Why I said 'javac' is because it works fine in eclipse with ECJ and m2e-apt.

Is this a javac bug? If no, how can I correct use the generated source indirectly?

I didn't know this subject so tried to play with it a little bit. It seems that your example will not work with javac , by following the steps you provide, I don't think the processor is called. You could try with some debug parameters to verity it:

  1. -XprintProcessorInfo : Print information about which annotations a processor is asked to process
  2. -XprintRounds : Print information about initial and subsequent annotation processing rounds.
  3. -verbose :Verbose output. This includes information about each class loaded and each source file compiled.

Secondly, it seems like you'll need to provide the processor as a jar, with /META-INF/services/javax.annotation.processing.Processor in it. I've tried this, it was better but still failed, I think it's because the source file doesn't compile, so the compiler can not retrieve any information about the annotation.(I thought it could by just scanning the source file).

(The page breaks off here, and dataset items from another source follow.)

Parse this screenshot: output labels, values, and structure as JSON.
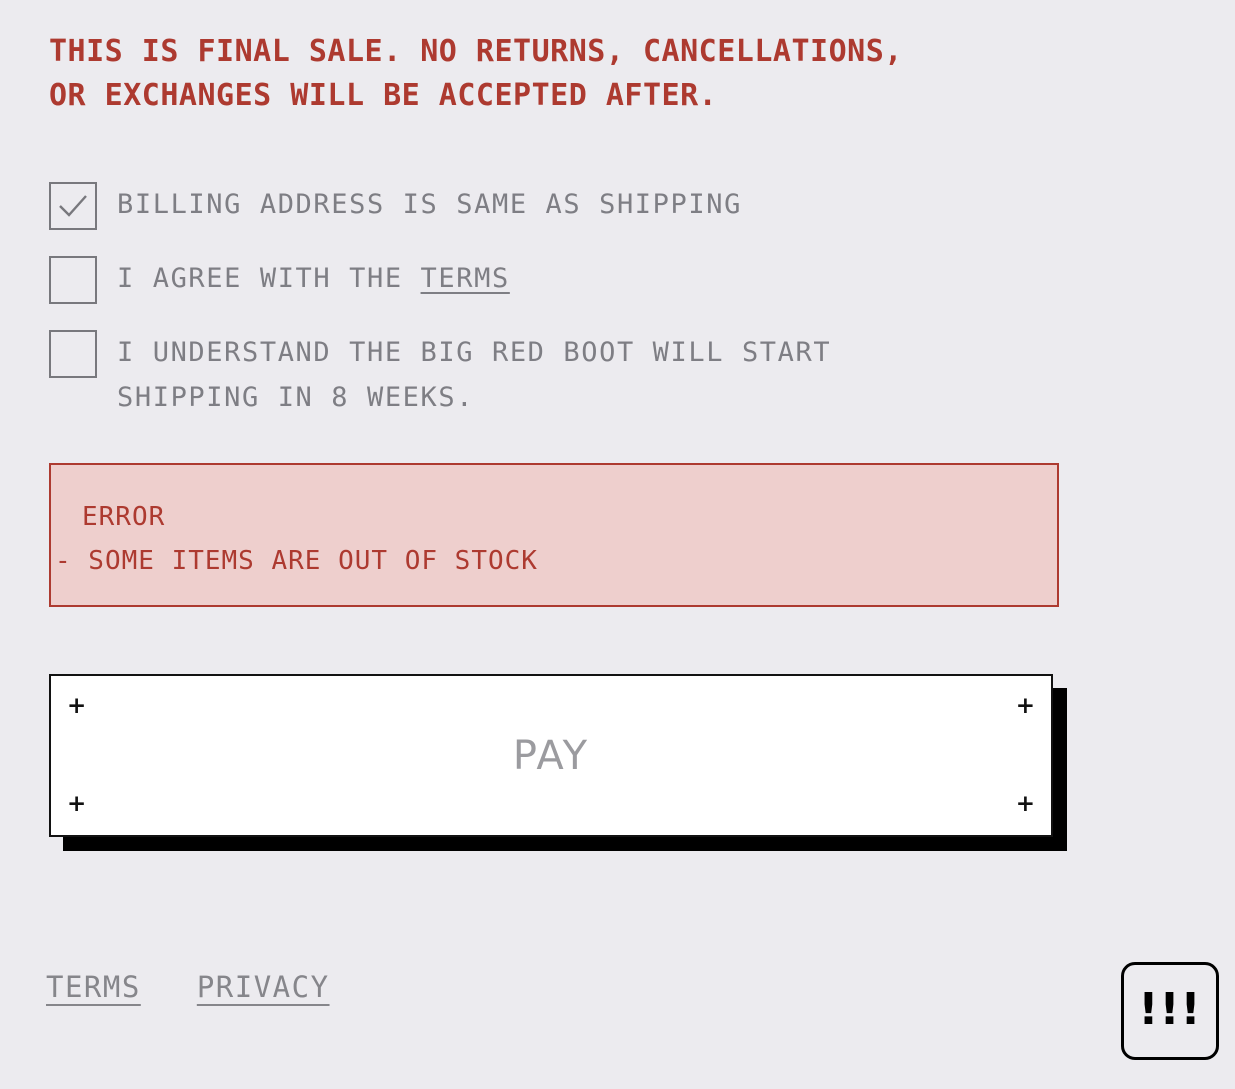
{
  "notice": {
    "text": "THIS IS FINAL SALE. NO RETURNS, CANCELLATIONS,\nOR EXCHANGES WILL BE ACCEPTED AFTER.",
    "color": "#ad3a30"
  },
  "checkboxes": [
    {
      "label": "BILLING ADDRESS IS SAME AS SHIPPING",
      "checked": true,
      "icon": "checkmark-icon"
    },
    {
      "label_before": "I AGREE WITH THE ",
      "link_text": "TERMS",
      "checked": false,
      "icon": "empty-checkbox-icon"
    },
    {
      "label": "I UNDERSTAND THE BIG RED BOOT WILL START\nSHIPPING IN 8 WEEKS.",
      "checked": false,
      "icon": "empty-checkbox-icon"
    }
  ],
  "error": {
    "title": "ERROR",
    "items": [
      "- SOME ITEMS ARE OUT OF STOCK"
    ],
    "border_color": "#ad3a30",
    "background_color": "#eecfcd"
  },
  "pay": {
    "label": "PAY",
    "corner_marks": [
      "+",
      "+",
      "+",
      "+"
    ]
  },
  "footer": {
    "links": [
      {
        "label": "TERMS"
      },
      {
        "label": "PRIVACY"
      }
    ]
  },
  "alert_badge": {
    "glyph": "!!!",
    "name": "alert-badge"
  },
  "theme": {
    "background": "#ecebef",
    "accent_red": "#ad3a30",
    "muted_text": "#7e7e84"
  }
}
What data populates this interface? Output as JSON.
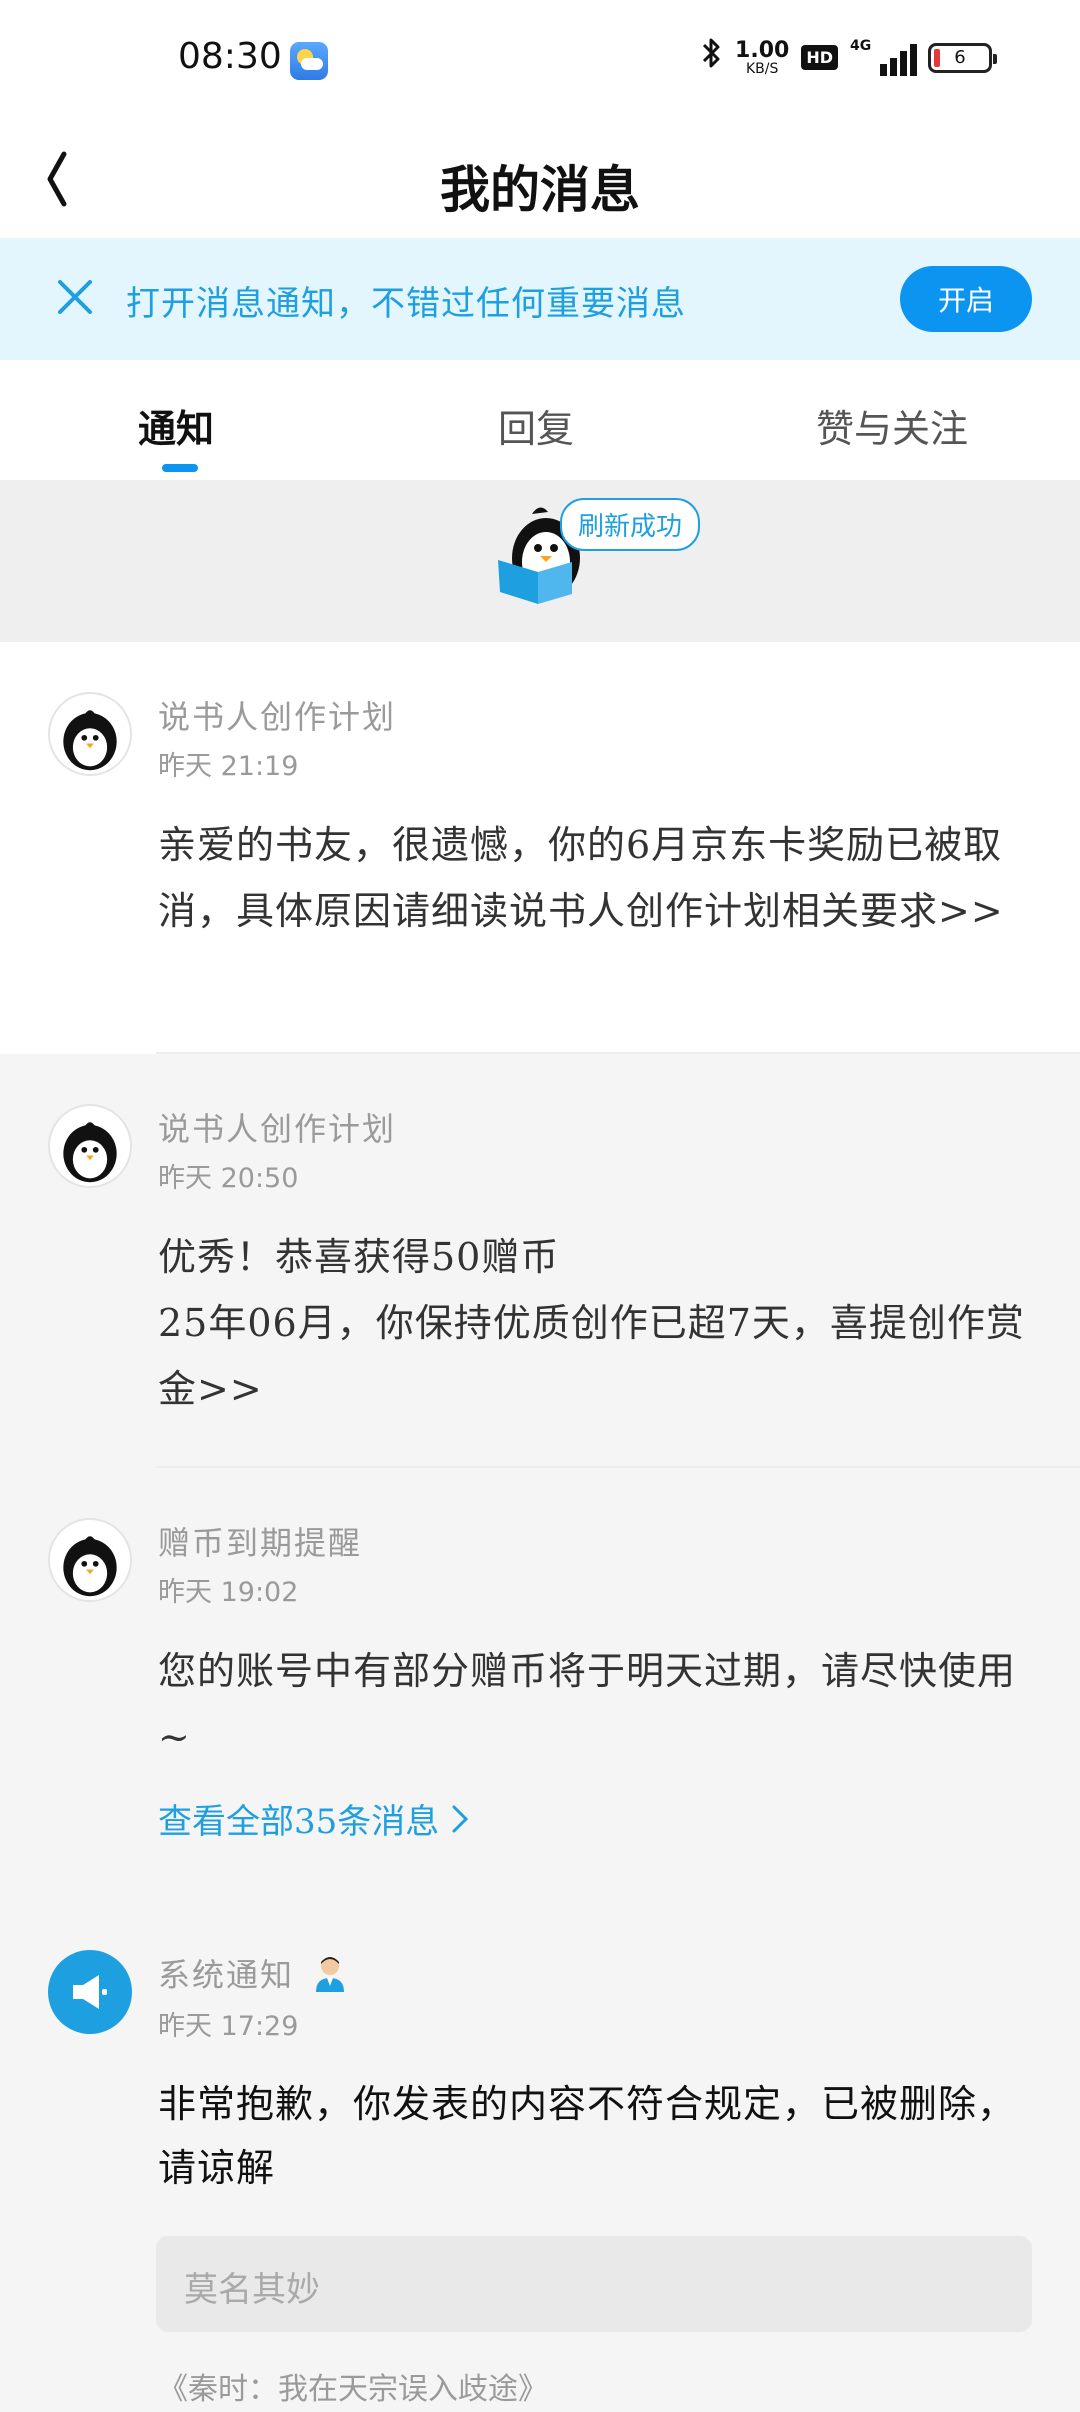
{
  "status_bar": {
    "time": "08:30",
    "weather_icon": "weather-sun-cloud-icon",
    "net_speed_value": "1.00",
    "net_speed_unit": "KB/S",
    "hd_label": "HD",
    "network_label": "4G",
    "battery": "6"
  },
  "header": {
    "title": "我的消息",
    "back_icon": "back-chevron-icon"
  },
  "banner": {
    "text": "打开消息通知，不错过任何重要消息",
    "button_label": "开启",
    "close_icon": "close-icon"
  },
  "tabs": [
    {
      "label": "通知",
      "active": true
    },
    {
      "label": "回复",
      "active": false
    },
    {
      "label": "赞与关注",
      "active": false
    }
  ],
  "refresh": {
    "label": "刷新成功",
    "mascot_icon": "penguin-reading-icon"
  },
  "messages": [
    {
      "sender": "说书人创作计划",
      "time_day": "昨天",
      "time_clock": "21:19",
      "body": "亲爱的书友，很遗憾，你的6月京东卡奖励已被取消，具体原因请细读说书人创作计划相关要求>>"
    },
    {
      "sender": "说书人创作计划",
      "time_day": "昨天",
      "time_clock": "20:50",
      "body_line1": "优秀！恭喜获得50赠币",
      "body_line2": "25年06月，你保持优质创作已超7天，喜提创作赏金>>"
    },
    {
      "sender": "赠币到期提醒",
      "time_day": "昨天",
      "time_clock": "19:02",
      "body": "您的账号中有部分赠币将于明天过期，请尽快使用~",
      "view_all": "查看全部35条消息"
    },
    {
      "sender": "系统通知",
      "time_day": "昨天",
      "time_clock": "17:29",
      "body": "非常抱歉，你发表的内容不符合规定，已被删除，请谅解",
      "quote": "莫名其妙",
      "source": "《秦时：我在天宗误入歧途》",
      "avatar_icon": "megaphone-icon",
      "badge_icon": "official-staff-icon"
    }
  ],
  "colors": {
    "accent": "#0b95f0",
    "banner_bg": "#e3f5fd",
    "link": "#1e9fe0"
  }
}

Finally I made it work by moving the use of annotation from UseHelloWorld to a package-info.java file(or any other files which compile). now the compiler can see that the annotation has been used in a source file, and the processor gets called to generate the HelloWorldMessage class which is compiled in the following round. And the class UseHelloWorld also compiles.

Note: I've added some import and package in your files, otherwise it doesn't compile even with the presence of HelloWorldMessage class.

I think why it works in Eclipse is because different tools are being used to do the processing. Or maybe you've generated the source file some time and forget to clean it. Hope someone can give a better answer, I'm just sharing my experiments.


Update

I was stupid by saying we should provide the processor as a jar, obviously a class file is enough (I may have used a wrong classpath). My guess to the updated post is the compiler doesn't handle every case. In Eclipse, we see two different errors concerning @Anno

  1. with @Anno(HelloWorldMessage.HELLO_WORLD) : HelloWorldMessage cannot be resolved to a variable
  2. with @Anno(UseHelloWorld.HW) : The value for annotation attribute Anno.value must be a constant expression

Maybe in the first case the compiler is clever enough to guess the unknown type can be generated by the annotation processor, so it gives a try, and in the second case it treats it as the annotation is incorrectly used.